Conversation started Nov 20, 2011 at 19:46.
Matt
Matt
Nov 20, 2011 19:46
Does f_n converges strongly to f (in l^1) really mean lim_{n \rightarrow \infty} \sum_{k=0}^\infty | f_n(k) - f(k)| = 0?
Gigili
Gigili
Hello @tb, you around?
Matt
Matt
And similarly, does f_n converges weakly to f really mean \lim_{n \rightarrow \infty} \sup _{\| f_n - f\| \leq 1} |\phi(f_n) - \phi(f)| for all \phi \in (l^1)^\ast?
Gigili
Gigili
I need to know what does this sentence mean: In der Genievorstellung der Romantik waren große Dichter über allem stehende Persönlichkeiten.
t.b.
t.b.
@Gigili: Loose translation: Using the conception of a genius during romanticism the poets were above everyone else.
Jonas Teuwen
Jonas Teuwen
@Matt Phi(f_n) -> phi(f) for all phi in your dual.
Matt
Matt
Nov 20, 2011 19:56
@JonasTeuwen: Yes and now I'm trying to figure out what the arrow exactly stands for. Is what I wrote correct?
Jonas Teuwen
Jonas Teuwen
@Matt <f_n, phi> -> <f, phi> if that makes things clearer.
t.b.
t.b.
@Matt no, it means |\phi(f_n) - \phi(f)| -> 0 (note that this is a sequence of real numbers).
Matt
Matt
@JonasTeuwen: No that makes things less clear. My phi is already in the dual. If I'm not mistaken you should have a g in the product?
Jonas Teuwen
Jonas Teuwen
I'm sorry then :-). Listen to t.b..
t.b.
t.b.
And this should hold for all \phi from the dual of course.
Matt
Matt
Nov 20, 2011 19:59
@JonasTeuwen: actually, I don't know. You tell me: what's your phi there?
Jonas Teuwen
Jonas Teuwen
An element from your dual.
Gigili
Gigili
@tb Thank you, but I don't understand it =\
t.b.
t.b.
@Gigili: The sentence asserts that poets were considered the greatest geniuses of all.
Matt
Matt
@tb: Confusing. The norm in the dual is sup \{|\phi(f)| \mid \| f \| \leq 1 \} but convergence in the dual is just convergence like in R instead of being sup \{|\phi(f) - \phi(f_n)| \mid \| f - f_n\| \leq 1 \}.

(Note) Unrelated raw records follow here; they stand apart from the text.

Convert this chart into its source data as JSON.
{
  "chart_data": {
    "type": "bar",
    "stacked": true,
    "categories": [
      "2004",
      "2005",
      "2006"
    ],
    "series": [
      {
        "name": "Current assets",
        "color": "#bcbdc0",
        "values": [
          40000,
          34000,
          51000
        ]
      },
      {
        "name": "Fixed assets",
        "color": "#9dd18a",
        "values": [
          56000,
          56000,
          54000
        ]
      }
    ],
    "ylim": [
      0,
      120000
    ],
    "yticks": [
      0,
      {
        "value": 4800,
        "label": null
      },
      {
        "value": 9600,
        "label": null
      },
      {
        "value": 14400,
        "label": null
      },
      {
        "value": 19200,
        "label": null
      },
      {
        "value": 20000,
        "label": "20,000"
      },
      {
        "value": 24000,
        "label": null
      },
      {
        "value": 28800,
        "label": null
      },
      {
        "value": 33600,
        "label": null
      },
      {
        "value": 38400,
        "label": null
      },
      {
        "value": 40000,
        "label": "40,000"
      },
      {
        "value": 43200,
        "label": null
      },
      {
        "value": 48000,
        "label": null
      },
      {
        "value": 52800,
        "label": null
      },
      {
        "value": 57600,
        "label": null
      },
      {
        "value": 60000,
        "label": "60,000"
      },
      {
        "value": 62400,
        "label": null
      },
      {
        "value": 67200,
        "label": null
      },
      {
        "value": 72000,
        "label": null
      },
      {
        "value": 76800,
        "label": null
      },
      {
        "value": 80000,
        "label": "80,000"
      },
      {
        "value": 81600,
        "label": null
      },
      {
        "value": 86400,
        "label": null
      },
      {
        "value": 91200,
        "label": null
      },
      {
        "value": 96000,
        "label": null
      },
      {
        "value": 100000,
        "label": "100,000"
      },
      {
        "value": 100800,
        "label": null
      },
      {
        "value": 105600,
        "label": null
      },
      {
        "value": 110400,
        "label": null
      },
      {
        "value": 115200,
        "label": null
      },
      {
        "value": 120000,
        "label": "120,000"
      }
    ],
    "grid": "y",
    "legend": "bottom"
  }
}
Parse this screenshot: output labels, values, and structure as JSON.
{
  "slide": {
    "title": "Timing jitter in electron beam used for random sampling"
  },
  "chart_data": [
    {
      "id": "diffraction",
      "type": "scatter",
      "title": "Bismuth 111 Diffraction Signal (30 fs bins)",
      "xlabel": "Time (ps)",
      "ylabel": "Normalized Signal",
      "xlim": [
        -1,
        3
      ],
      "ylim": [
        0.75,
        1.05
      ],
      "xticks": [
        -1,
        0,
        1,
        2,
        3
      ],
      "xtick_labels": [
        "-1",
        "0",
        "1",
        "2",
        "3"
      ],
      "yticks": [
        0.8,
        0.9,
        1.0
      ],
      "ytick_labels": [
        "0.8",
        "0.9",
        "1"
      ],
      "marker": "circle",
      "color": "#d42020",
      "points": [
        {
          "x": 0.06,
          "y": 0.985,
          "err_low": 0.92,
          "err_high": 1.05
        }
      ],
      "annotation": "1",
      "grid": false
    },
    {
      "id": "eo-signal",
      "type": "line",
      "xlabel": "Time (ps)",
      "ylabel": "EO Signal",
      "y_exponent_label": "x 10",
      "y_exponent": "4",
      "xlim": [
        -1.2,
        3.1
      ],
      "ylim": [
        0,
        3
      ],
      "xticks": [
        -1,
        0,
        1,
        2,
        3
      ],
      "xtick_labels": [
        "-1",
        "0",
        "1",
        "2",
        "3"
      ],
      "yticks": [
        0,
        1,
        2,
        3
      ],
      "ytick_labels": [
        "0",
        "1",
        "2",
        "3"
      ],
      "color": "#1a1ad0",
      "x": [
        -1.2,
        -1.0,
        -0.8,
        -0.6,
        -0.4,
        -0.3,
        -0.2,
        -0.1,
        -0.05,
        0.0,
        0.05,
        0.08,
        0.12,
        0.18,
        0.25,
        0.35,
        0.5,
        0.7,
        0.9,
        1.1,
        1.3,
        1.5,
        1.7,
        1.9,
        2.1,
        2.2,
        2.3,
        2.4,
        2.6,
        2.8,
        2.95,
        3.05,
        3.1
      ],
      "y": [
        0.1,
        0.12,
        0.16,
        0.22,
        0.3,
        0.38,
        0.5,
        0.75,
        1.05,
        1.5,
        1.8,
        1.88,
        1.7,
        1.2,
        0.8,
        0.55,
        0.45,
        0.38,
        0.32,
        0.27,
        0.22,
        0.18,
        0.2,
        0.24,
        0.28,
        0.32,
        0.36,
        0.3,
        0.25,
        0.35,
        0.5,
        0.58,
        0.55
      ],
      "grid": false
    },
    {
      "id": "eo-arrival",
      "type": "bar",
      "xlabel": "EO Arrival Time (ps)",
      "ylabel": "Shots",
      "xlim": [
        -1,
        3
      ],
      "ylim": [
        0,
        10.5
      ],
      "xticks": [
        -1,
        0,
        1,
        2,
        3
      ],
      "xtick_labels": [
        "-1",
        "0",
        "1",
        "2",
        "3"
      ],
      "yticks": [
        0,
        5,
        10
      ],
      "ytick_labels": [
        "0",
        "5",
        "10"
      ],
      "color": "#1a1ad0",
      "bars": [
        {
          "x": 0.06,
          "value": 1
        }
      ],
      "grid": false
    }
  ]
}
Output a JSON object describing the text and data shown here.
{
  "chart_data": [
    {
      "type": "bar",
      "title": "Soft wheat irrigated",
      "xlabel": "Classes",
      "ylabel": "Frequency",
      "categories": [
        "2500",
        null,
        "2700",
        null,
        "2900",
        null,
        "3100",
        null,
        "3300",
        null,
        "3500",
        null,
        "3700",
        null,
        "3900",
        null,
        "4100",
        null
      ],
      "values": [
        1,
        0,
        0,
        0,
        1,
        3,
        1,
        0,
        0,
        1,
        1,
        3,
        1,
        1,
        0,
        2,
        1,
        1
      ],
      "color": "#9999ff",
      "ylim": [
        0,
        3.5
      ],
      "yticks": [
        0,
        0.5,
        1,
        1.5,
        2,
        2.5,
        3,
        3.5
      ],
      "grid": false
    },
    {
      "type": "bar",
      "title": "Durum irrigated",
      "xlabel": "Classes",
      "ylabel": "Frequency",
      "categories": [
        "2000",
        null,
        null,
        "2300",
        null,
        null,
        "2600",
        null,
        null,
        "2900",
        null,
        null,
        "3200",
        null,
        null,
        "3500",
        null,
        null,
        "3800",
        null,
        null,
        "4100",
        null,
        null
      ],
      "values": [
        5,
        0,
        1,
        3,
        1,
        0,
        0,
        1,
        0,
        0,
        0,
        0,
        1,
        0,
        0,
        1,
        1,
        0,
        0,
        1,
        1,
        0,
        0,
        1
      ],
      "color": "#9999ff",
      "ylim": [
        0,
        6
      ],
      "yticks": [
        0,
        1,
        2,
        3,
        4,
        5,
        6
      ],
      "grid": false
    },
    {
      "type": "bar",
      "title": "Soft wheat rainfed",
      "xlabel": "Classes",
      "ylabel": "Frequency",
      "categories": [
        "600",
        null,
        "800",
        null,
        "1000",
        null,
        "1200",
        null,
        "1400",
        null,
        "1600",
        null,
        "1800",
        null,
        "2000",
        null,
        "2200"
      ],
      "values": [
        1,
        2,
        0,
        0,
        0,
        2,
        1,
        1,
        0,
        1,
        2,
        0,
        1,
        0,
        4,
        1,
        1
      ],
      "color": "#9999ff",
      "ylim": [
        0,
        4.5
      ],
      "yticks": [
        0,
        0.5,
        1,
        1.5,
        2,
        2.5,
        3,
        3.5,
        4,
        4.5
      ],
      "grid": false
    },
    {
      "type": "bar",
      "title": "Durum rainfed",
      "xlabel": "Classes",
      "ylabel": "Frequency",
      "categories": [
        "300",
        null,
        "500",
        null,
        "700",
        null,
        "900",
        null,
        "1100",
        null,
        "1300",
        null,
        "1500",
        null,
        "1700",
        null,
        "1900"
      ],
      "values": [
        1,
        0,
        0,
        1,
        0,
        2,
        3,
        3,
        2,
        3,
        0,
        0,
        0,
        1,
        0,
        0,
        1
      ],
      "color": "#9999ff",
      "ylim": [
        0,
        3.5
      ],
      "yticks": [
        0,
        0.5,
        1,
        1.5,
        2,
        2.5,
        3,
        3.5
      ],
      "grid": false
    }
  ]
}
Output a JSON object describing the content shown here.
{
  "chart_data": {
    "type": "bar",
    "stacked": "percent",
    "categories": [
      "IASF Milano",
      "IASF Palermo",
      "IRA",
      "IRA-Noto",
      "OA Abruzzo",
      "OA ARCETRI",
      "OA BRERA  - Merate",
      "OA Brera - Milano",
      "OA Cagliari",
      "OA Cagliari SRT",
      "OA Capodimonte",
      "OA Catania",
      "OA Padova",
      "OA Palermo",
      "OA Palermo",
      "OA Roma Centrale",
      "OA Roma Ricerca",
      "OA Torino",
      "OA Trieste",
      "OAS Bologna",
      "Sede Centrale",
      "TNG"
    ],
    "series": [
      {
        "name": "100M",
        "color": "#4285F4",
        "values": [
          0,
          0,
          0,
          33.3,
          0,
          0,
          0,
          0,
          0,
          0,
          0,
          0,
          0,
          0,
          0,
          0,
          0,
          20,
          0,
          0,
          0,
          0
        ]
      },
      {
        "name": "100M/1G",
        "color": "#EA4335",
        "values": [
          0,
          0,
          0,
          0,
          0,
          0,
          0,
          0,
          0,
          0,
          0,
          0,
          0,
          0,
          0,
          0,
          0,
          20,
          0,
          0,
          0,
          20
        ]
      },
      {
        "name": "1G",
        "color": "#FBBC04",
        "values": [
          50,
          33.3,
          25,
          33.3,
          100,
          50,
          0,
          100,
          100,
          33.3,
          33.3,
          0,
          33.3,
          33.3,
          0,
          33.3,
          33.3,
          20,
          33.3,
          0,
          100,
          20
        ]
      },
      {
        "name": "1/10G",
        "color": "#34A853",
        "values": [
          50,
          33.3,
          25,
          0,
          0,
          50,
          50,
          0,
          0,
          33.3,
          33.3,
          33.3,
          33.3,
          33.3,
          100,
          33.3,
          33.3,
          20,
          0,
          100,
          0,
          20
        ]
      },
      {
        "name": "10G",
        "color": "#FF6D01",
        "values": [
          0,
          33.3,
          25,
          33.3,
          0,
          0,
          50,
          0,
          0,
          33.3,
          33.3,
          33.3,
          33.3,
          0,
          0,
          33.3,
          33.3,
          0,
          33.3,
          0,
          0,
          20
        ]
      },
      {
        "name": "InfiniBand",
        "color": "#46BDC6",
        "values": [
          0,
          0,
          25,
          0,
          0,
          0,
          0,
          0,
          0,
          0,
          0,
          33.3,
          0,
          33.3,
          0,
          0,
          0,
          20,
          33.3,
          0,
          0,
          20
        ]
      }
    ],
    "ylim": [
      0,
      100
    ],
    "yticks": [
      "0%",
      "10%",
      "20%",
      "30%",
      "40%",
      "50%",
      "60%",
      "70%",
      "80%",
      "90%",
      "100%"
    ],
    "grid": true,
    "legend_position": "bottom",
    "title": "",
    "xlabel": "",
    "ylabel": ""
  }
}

I should call it a day, probably.
t.b.
t.b.
@Matt But we're not talking about convergence with respect to any norm, we're talking about convergence of real (or complex) numbers. If you evaluate a linear functional at a point in the Banach space, you get such a number. Now weak convergence f_n -> f means that for all continuous linear functionals \phi we have |\phi(f_n) - \phi(f)| -> 0
Matt
Matt
Nov 20, 2011 20:08
@tb: Thank you.
Gigili
Gigili
@tb Got it, thank you.
Matt
Matt
At least no one can see you blush here when you realise your mistake : ) I like.
t.b.
t.b.
Given the color of your gravatar it is hard to imagine to see it blushing :)
Matt
Matt
: ) I was talking about my real face. I hate when I blush but I can't control it.
 
Conversation ended Nov 20, 2011 at 20:14.